3. Confirmed Buying Roles

  • User champion: Maya Chen, Operations Director
  • Likely economic buyer: Daniel Ortiz, CFO
  • Technical evaluator: Priya Nair, IT Manager
  • Procurement gatekeeper: Elise Morgan, Procurement Lead
  • User influencer: Tom Reyes, Dispatch Supervisor

4. Likely Missing Stakeholders

  • Regional branch manager from the site using the competing vendor
  • Customer service leader who handles delivery complaints
  • Executive sponsor if expansion risk is visible at CEO or COO level
  • Legal reviewer if contract terms require review

5. Champion Strength Assessment

Maya appears to be a credible champion because she owns the operational problem, requested a specific demo, and understands the internal approval path. Champion strength is moderate to strong, but not yet proven.

6. Blocker or Risk Assessment

  • IT could slow the deal if integration requirements are complex or undocumented.
  • Dispatch supervisors could block adoption if they view alerts as noise.
  • CFO could reject the project if ROI is not quantified.
  • Competing vendor presence creates comparison risk.
  • Seller is currently over-reliant on the Operations Director.

7. Stakeholder-Specific Messaging Angles

  • Operations Director: Standardise dispatch execution and reduce late-delivery escalations.
  • CFO: Protect margin during expansion by reducing overtime and inefficient routing.
  • IT Manager: Low-risk integration path and secure data handling.
  • Procurement Lead: Transparent pricing and contract clarity.
  • Dispatch Supervisor: Faster exception resolution and fewer manual status calls.

8. Introduction Requests to Make

  • Ask Maya to include Daniel for a short ROI alignment discussion before proposal.
  • Ask Maya to include Priya in a technical review before integration assumptions are made.
  • Ask Maya whether Tom should pressure-test dispatcher workflow during the demo.
  • Ask Maya whether a regional stakeholder using the competing tool should be included.

9. Next Engagement Plan

  • Run a tailored demo for Maya, Tom, and Priya using two realistic dispatch exception scenarios.
  • Confirm operational success metrics and adoption requirements.
  • Schedule a CFO-focused call to review the business case and budget path.
  • Provide IT with integration and security documents before proposal.
  • Delay full pricing proposal until CFO and IT criteria are clearer.

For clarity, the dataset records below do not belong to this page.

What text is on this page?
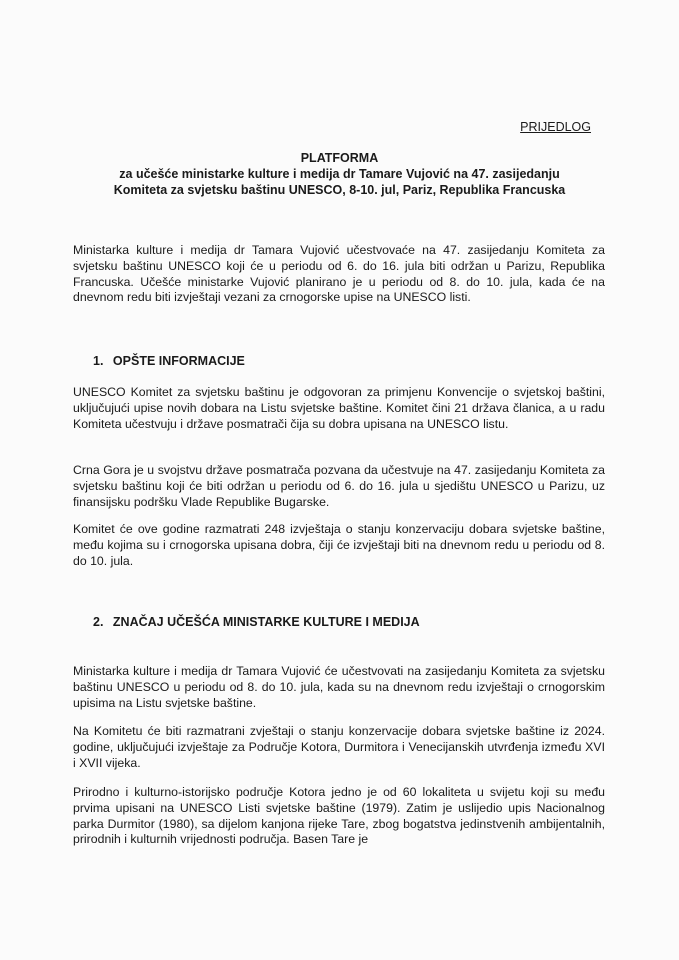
PRIJEDLOG
PLATFORMA
za učešće ministarke kulture i medija dr Tamare Vujović na 47. zasijedanju
Komiteta za svjetsku baštinu UNESCO, 8-10. jul, Pariz, Republika Francuska
Ministarka kulture i medija dr Tamara Vujović učestvovaće na 47. zasijedanju Komiteta za svjetsku baštinu UNESCO koji će u periodu od 6. do 16. jula biti održan u Parizu, Republika Francuska. Učešće ministarke Vujović planirano je u periodu od 8. do 10. jula, kada će na dnevnom redu biti izvještaji vezani za crnogorske upise na UNESCO listi.
1. OPŠTE INFORMACIJE
UNESCO Komitet za svjetsku baštinu je odgovoran za primjenu Konvencije o svjetskoj baštini, uključujući upise novih dobara na Listu svjetske baštine. Komitet čini 21 država članica, a u radu Komiteta učestvuju i države posmatrači čija su dobra upisana na UNESCO listu.
Crna Gora je u svojstvu države posmatrača pozvana da učestvuje na 47. zasijedanju Komiteta za svjetsku baštinu koji će biti održan u periodu od 6. do 16. jula u sjedištu UNESCO u Parizu, uz finansijsku podršku Vlade Republike Bugarske.
Komitet će ove godine razmatrati 248 izvještaja o stanju konzervaciju dobara svjetske baštine, među kojima su i crnogorska upisana dobra, čiji će izvještaji biti na dnevnom redu u periodu od 8. do 10. jula.
2. ZNAČAJ UČEŠĆA MINISTARKE KULTURE I MEDIJA
Ministarka kulture i medija dr Tamara Vujović će učestvovati na zasijedanju Komiteta za svjetsku baštinu UNESCO u periodu od 8. do 10. jula, kada su na dnevnom redu izvještaji o crnogorskim upisima na Listu svjetske baštine.
Na Komitetu će biti razmatrani zvještaji o stanju konzervacije dobara svjetske baštine iz 2024. godine, uključujući izvještaje za Područje Kotora, Durmitora i Venecijanskih utvrđenja između XVI i XVII vijeka.
Prirodno i kulturno-istorijsko područje Kotora jedno je od 60 lokaliteta u svijetu koji su među prvima upisani na UNESCO Listi svjetske baštine (1979). Zatim je uslijedio upis Nacionalnog parka Durmitor (1980), sa dijelom kanjona rijeke Tare, zbog bogatstva jedinstvenih ambijentalnih, prirodnih i kulturnih vrijednosti područja. Basen Tare je
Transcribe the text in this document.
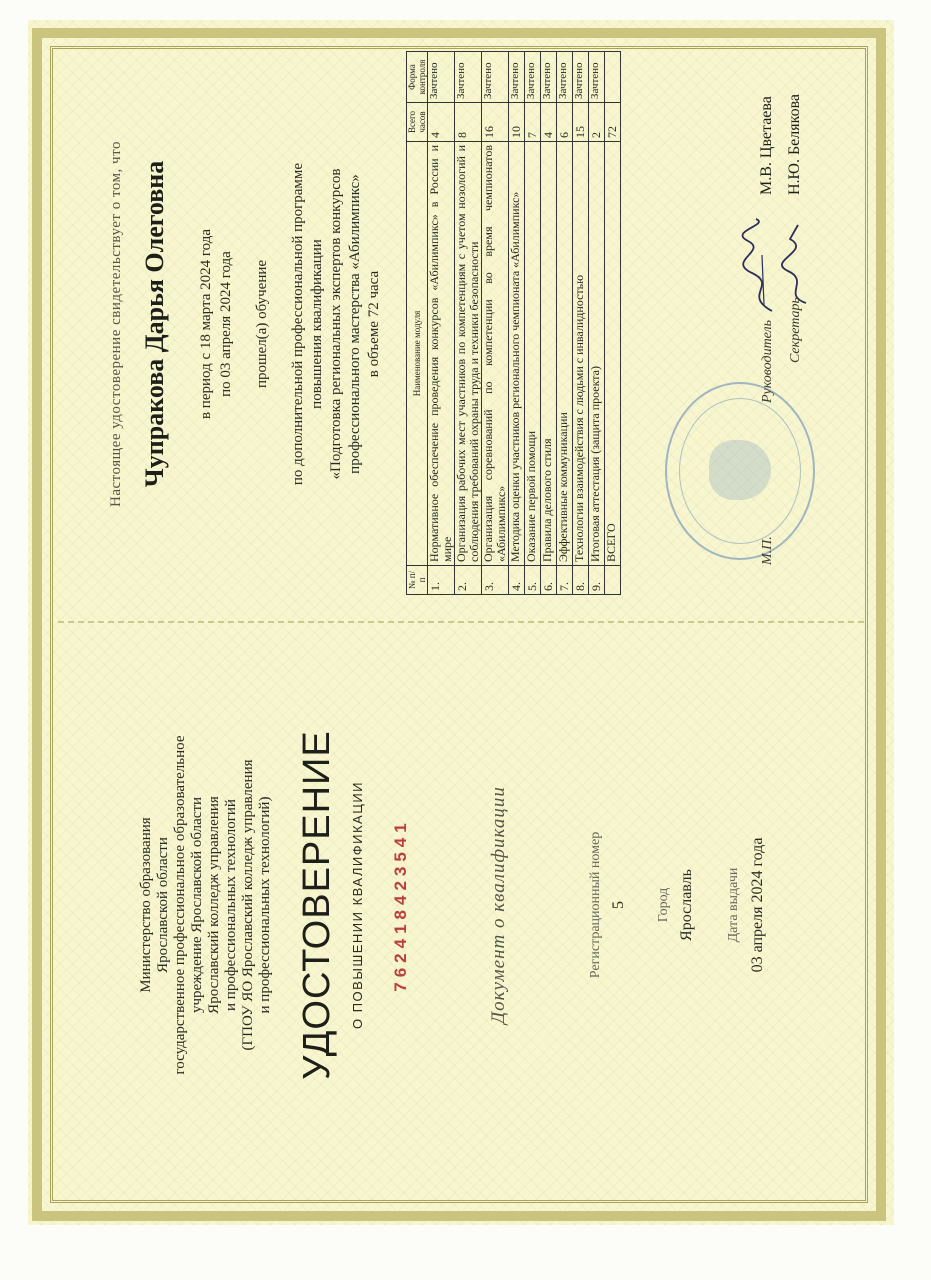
Министерство образования Ярославской области государственное профессиональное образовательное учреждение Ярославской области Ярославский колледж управления и профессиональных технологий (ГПОУ ЯО Ярославский колледж управления и профессиональных технологий) УДОСТОВЕРЕНИЕ О ПОВЫШЕНИИ КВАЛИФИКАЦИИ 762418423541	Документ о квалификации	Регистрационный номер 5 Город Ярославль Дата выдачи 03 апреля 2024 года
Настоящее удостоверение свидетельствует о том, что Чупракова Дарья Олеговна в период с 18 марта 2024 года по 03 апреля 2024 года прошел(а) обучение по дополнительной профессиональной программе повышения квалификации «Подготовка региональных экспертов конкурсов профессионального мастерства «Абилимпикс» в объеме 72 часа
№ п/п	Наименование модуля	Всего часов	Форма контроля
1.	Нормативное обеспечение проведения конкурсов «Абилимпикс» в России и мире	4	Зачтено
2.	Организация рабочих мест участников по компетенциям с учетом нозологий и соблюдения требований охраны труда и техники безопасности	8	Зачтено
3.	Организация соревнований по компетенции во время чемпионатов «Абилимпикс»	16	Зачтено
4.	Методика оценки участников регионального чемпионата «Абилимпикс»	10	Зачтено
5.	Оказание первой помощи	7	Зачтено
6.	Правила делового стиля	4	Зачтено
7.	Эффективные коммуникации	6	Зачтено
8.	Технологии взаимодействия с людьми с инвалидностью	15	Зачтено
9.	Итоговая аттестация (защита проекта)	2	Зачтено
	ВСЕГО	72	
М.П.
Руководитель
М.В. Цветаева
Секретарь
Н.Ю. Белякова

10. Open Questions to Confirm Decision Dynamics

  • Who owns the final yes or no after operations shortlists vendors?
  • What budget has been set aside?
  • What criteria will be used to compare vendors?
  • How much influence does the branch using the competing vendor have?
  • What adoption concerns have caused past tools to fail?
  • What implementation date is required to support regional expansion?